Most millennials didn’t outright say they would support or avoid brands with certain political ties or positions. They were simply more likely to purchase from a brand that was doing something to serve others. In today’s highly polarized political environment, and with the rise of “cancel culture” and public virtue-signaling, young people are looking to associate (or disassociate) with brands depending on their stances on major issues. For Gen Z, buying a product is more than buying a product; it is casting a vote of support for a personified brand and what that company stands for…a reflection of their own identity and the change they want to see in the world.

A few bits of advice

So, what do we do with this information? How do we reach, engage, and cultivate relationships with Gen Z?

#1: Focus on your video content strategy

What does your presence look like on Instagram, YouTube, and TikTok? Are you creating regular video content that answers questions your audience has? Are you bringing humor, narrative, and originality into your content (or should you)? Are you doing live streams and webinars?

Consider the devices people are using. If you’re targeting Gen Z, you should probably be shooting/editing video for both horizontal and vertical formats that will translate on smartphones.

We’ve all gotten accustomed to the idea that everyone needs a blog. But if Facebook and text-based content are no longer the dominant inbound marketing channels they once were, the next time you go to write a blog, you may consider shooting a short video instead (or at least alongside it).

#2: Evaluate everything you’re doing through the lens of authenticity and interaction.

Ask yourself, “Am I making a personal and human connection here, or might this come across as manufactured or manipulative?” This isn’t to say there’s no place for high-quality production and scripting, but we should be far less reliant on traditional assumptions about what people expect and want. Where Gen X and Millennials may have seen high-value production as a sign of credibility and trust, Gen Z is more convinced by spur-of-the-moment, I-had-a-thought-to-share-and-didn’t-even-change-my-clothes transparency, especially if you’re not afraid to also invite your audience to contribute in some way. Vulnerability is highly valued. There is a time and place for polished content. But, there is also a growing place for spontaneous, low-fi brand content.

For Gen Z, the choice of which brands to engage with is deeply personal.

#3: Think about how to make your mobile experiences as seamless as possible.

Do you sell products online? How easy is it to see something in a social post, browse similar items, and make a purchase from a phone—or, even better, without leaving the social app? How easy is it to try alternatives at home and/or send back unwanted items? Do you have augmented reality features that let people see an item in their home?

Even if you don’t sell products, does your website and/or app allow people to easily get info they need and take important actions from their phone, or is the experience a little clunky on mobile devices? Consider how information architecture can be designed for mobile gestures and screens, mimicking the kind of UX found in popular social media apps.

#4: Have the courage to plant a stake in the ground when it comes to values and public issues.

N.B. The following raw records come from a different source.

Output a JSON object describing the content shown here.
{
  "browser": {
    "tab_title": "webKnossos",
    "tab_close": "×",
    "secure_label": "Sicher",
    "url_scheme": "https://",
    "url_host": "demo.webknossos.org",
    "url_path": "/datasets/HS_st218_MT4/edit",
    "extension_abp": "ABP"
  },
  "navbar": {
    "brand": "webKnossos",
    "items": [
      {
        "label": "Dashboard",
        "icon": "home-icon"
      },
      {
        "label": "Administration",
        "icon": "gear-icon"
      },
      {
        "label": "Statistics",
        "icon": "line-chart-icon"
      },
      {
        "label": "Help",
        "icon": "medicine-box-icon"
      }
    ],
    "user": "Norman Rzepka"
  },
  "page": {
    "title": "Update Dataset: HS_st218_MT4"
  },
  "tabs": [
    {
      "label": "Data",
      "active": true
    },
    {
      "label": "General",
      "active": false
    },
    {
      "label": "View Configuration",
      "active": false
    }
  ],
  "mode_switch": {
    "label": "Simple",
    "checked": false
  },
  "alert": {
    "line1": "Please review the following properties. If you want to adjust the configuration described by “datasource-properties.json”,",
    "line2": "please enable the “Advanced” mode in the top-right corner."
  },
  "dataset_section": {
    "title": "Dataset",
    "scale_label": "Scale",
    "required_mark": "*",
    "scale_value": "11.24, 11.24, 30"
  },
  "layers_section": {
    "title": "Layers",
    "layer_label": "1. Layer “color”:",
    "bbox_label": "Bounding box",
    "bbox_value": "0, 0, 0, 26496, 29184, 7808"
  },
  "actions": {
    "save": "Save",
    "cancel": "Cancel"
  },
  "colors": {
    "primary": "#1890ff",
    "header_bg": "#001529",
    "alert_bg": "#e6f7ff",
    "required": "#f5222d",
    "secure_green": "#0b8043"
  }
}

Brands who wish to connect with their Gen Z audience must do so in a way that resonates with their audience’s values, ideas, and interests. There are millions of brands out there, and they are all equally accessible online. For Gen Z, the choice of which brands to engage with is deeply personal, and whether it becomes a loyal relationship or not depends on how well the company delivers on its promise and values. Keep the promise and they’ll be your brand advocate. Break that trust, and they will not hesitate to move on.